Even with the way Cashman finally started to hear it last season, Boone has been hearing it longer from Yankee fans. Cashman isn’t out front every day. Boone is. Part of the job. Now he is basically working on the same kind of one-year deal that Juan Soto is. The difference between them, other than a whole lot of money, is that Soto will have a job somewhere next season, whether it’s at the Stadium or Citi Field or somewhere else. Boone might have another job, too. Just not here. It’s why he’s worth rooting for this season as much as any of them at the Stadium.
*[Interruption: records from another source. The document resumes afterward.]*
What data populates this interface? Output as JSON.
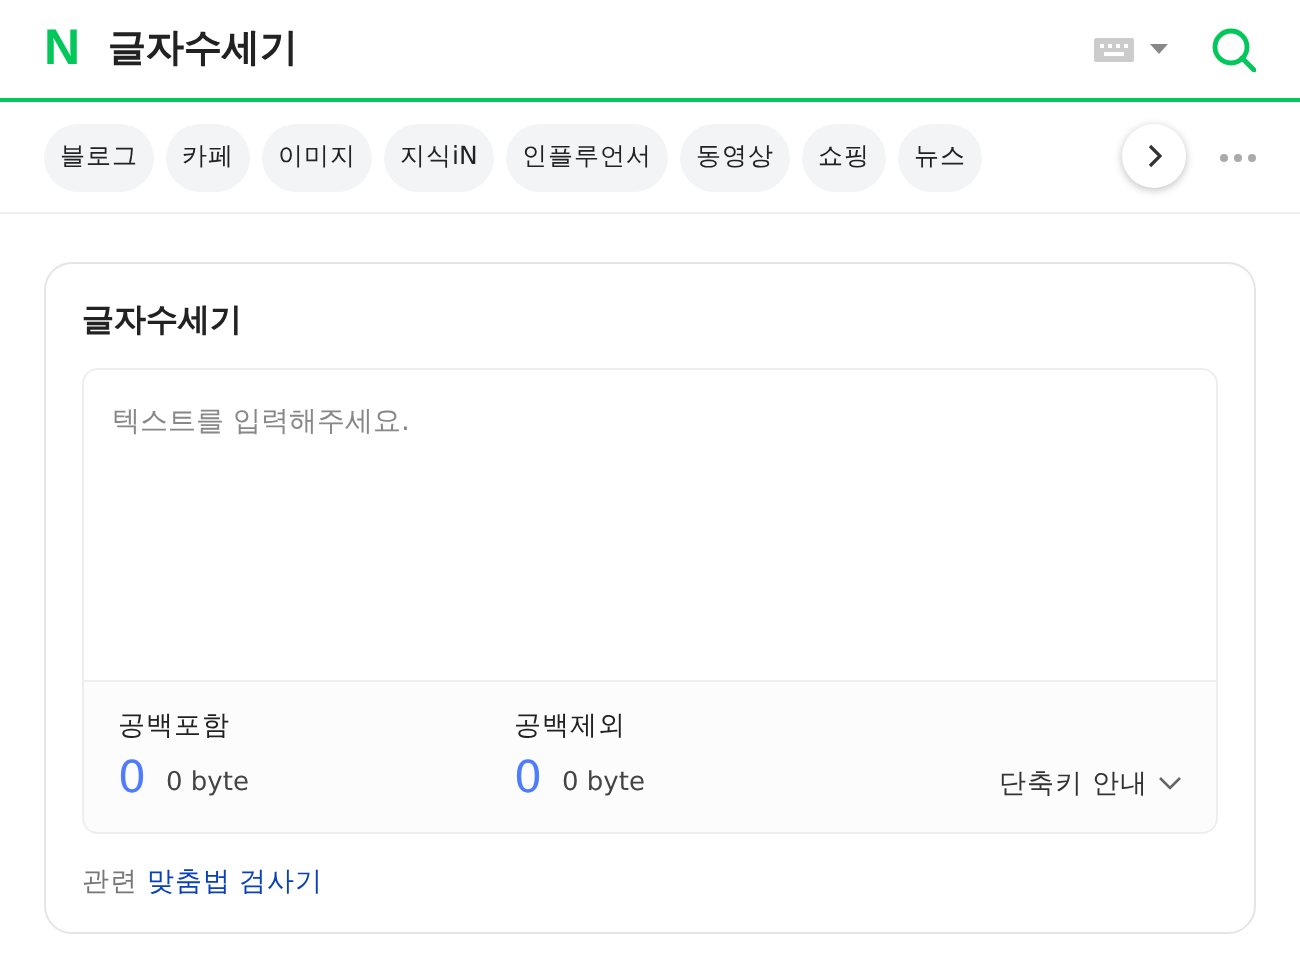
{
  "header": {
    "logo": "N",
    "title": "글자수세기"
  },
  "tabs": [
    "블로그",
    "카페",
    "이미지",
    "지식iN",
    "인플루언서",
    "동영상",
    "쇼핑",
    "뉴스"
  ],
  "card": {
    "title": "글자수세기",
    "placeholder": "텍스트를 입력해주세요.",
    "stats": [
      {
        "label": "공백포함",
        "count": "0",
        "bytes": "0 byte"
      },
      {
        "label": "공백제외",
        "count": "0",
        "bytes": "0 byte"
      }
    ],
    "shortcut": "단축키 안내",
    "related_label": "관련",
    "related_link": "맞춤법 검사기"
  }
}
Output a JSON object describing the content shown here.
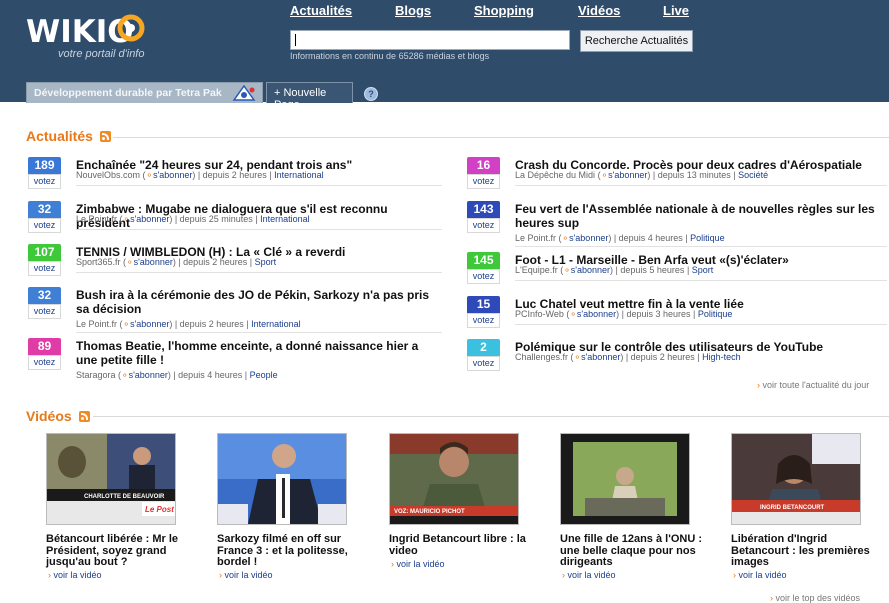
{
  "header": {
    "logo_text": "WIKIO",
    "tagline": "votre portail d'info",
    "nav": [
      "Actualités",
      "Blogs",
      "Shopping",
      "Vidéos",
      "Live"
    ],
    "search_placeholder": "",
    "search_button": "Recherche Actualités",
    "info": "Informations en continu de 65286 médias et blogs",
    "tabs": [
      {
        "label": "Développement durable par Tetra Pak"
      },
      {
        "label": "+ Nouvelle Page"
      }
    ],
    "help": "?"
  },
  "actualites": {
    "title": "Actualités",
    "vote_label": "votez",
    "subscribe": "s'abonner",
    "left": [
      {
        "count": "189",
        "color": "#3a78d8",
        "title": "Enchaînée \"24 heures sur 24, pendant trois ans\"",
        "source": "NouvelObs.com",
        "time": "depuis 2 heures",
        "category": "International"
      },
      {
        "count": "32",
        "color": "#3f7fd6",
        "title": "Zimbabwe : Mugabe ne dialoguera que s'il est reconnu président",
        "source": "Le Point.fr",
        "time": "depuis 25 minutes",
        "category": "International"
      },
      {
        "count": "107",
        "color": "#3ec83a",
        "title": "TENNIS / WIMBLEDON (H) : La « Clé » a reverdi",
        "source": "Sport365.fr",
        "time": "depuis 2 heures",
        "category": "Sport"
      },
      {
        "count": "32",
        "color": "#3f7fd6",
        "title": "Bush ira à la cérémonie des JO de Pékin, Sarkozy n'a pas pris sa décision",
        "source": "Le Point.fr",
        "time": "depuis 2 heures",
        "category": "International"
      },
      {
        "count": "89",
        "color": "#e03ca8",
        "title": "Thomas Beatie, l'homme enceinte, a donné naissance hier a une petite fille !",
        "source": "Staragora",
        "time": "depuis 4 heures",
        "category": "People"
      }
    ],
    "right": [
      {
        "count": "16",
        "color": "#d240c6",
        "title": "Crash du Concorde. Procès pour deux cadres d'Aérospatiale",
        "source": "La Dépêche du Midi",
        "time": "depuis 13 minutes",
        "category": "Société"
      },
      {
        "count": "143",
        "color": "#2e4ab8",
        "title": "Feu vert de l'Assemblée nationale à de nouvelles règles sur les heures sup",
        "source": "Le Point.fr",
        "time": "depuis 4 heures",
        "category": "Politique"
      },
      {
        "count": "145",
        "color": "#3ec83a",
        "title": "Foot - L1 - Marseille - Ben Arfa veut «(s)'éclater»",
        "source": "L'Equipe.fr",
        "time": "depuis 5 heures",
        "category": "Sport"
      },
      {
        "count": "15",
        "color": "#2e4ab8",
        "title": "Luc Chatel veut mettre fin à la vente liée",
        "source": "PCInfo-Web",
        "time": "depuis 3 heures",
        "category": "Politique"
      },
      {
        "count": "2",
        "color": "#3cc0e0",
        "title": "Polémique sur le contrôle des utilisateurs de YouTube",
        "source": "Challenges.fr",
        "time": "depuis 2 heures",
        "category": "High-tech"
      }
    ],
    "more": "voir toute l'actualité du jour"
  },
  "videos": {
    "title": "Vidéos",
    "link_label": "voir la vidéo",
    "items": [
      {
        "title": "Bétancourt libérée : Mr le Président, soyez grand jusqu'au bout ?",
        "caption": "CHARLOTTE DE BEAUVOIR",
        "logo": "Le Post"
      },
      {
        "title": "Sarkozy filmé en off sur France 3 : et la politesse, bordel !",
        "caption": "",
        "logo": ""
      },
      {
        "title": "Ingrid Betancourt libre : la video",
        "caption": "VOZ: MAURICIO PICHOT",
        "logo": ""
      },
      {
        "title": "Une fille de 12ans à l'ONU : une belle claque pour nos dirigeants",
        "caption": "",
        "logo": ""
      },
      {
        "title": "Libération d'Ingrid Betancourt : les premières images",
        "caption": "INGRID BETANCOURT",
        "logo": ""
      }
    ],
    "more": "voir le top des vidéos"
  }
}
Here is something he said last September, before showing up at spring training this time talking about being “hellbent” on winning a championship:

“I don’t worry about it. It’s out of my hands. I’m completely comfortable with who I am and the things I can control. In my mind, I’m doing everything to head into the offseason prepared to put us in a better position to try and compete for a championship. That’s what the goal is, and until they take that away, that’s my focus.”

Understand: His Yankees haven’t won the World Series. But year in and year out, he has done the job he was hired to do. He still doesn’t get nearly enough credit for his work in 2019, when the Yankees won 103 games despite Aaron Judge missing 60 games and Giancarlo Stanton missing 144 and Mike Ford playing 50 games and Cameron Maybin and Clint Frazier and Aaron Hicks combining for 600 at-bats among them.

Now he finds himself in the last year of that contract he signed after the 2021 season, club option or no. Working without a net. He needs a lot of things to go right, maybe all the way to the Canyon of Heroes. If not, he goes, all this time after he’s the one who went deep in October.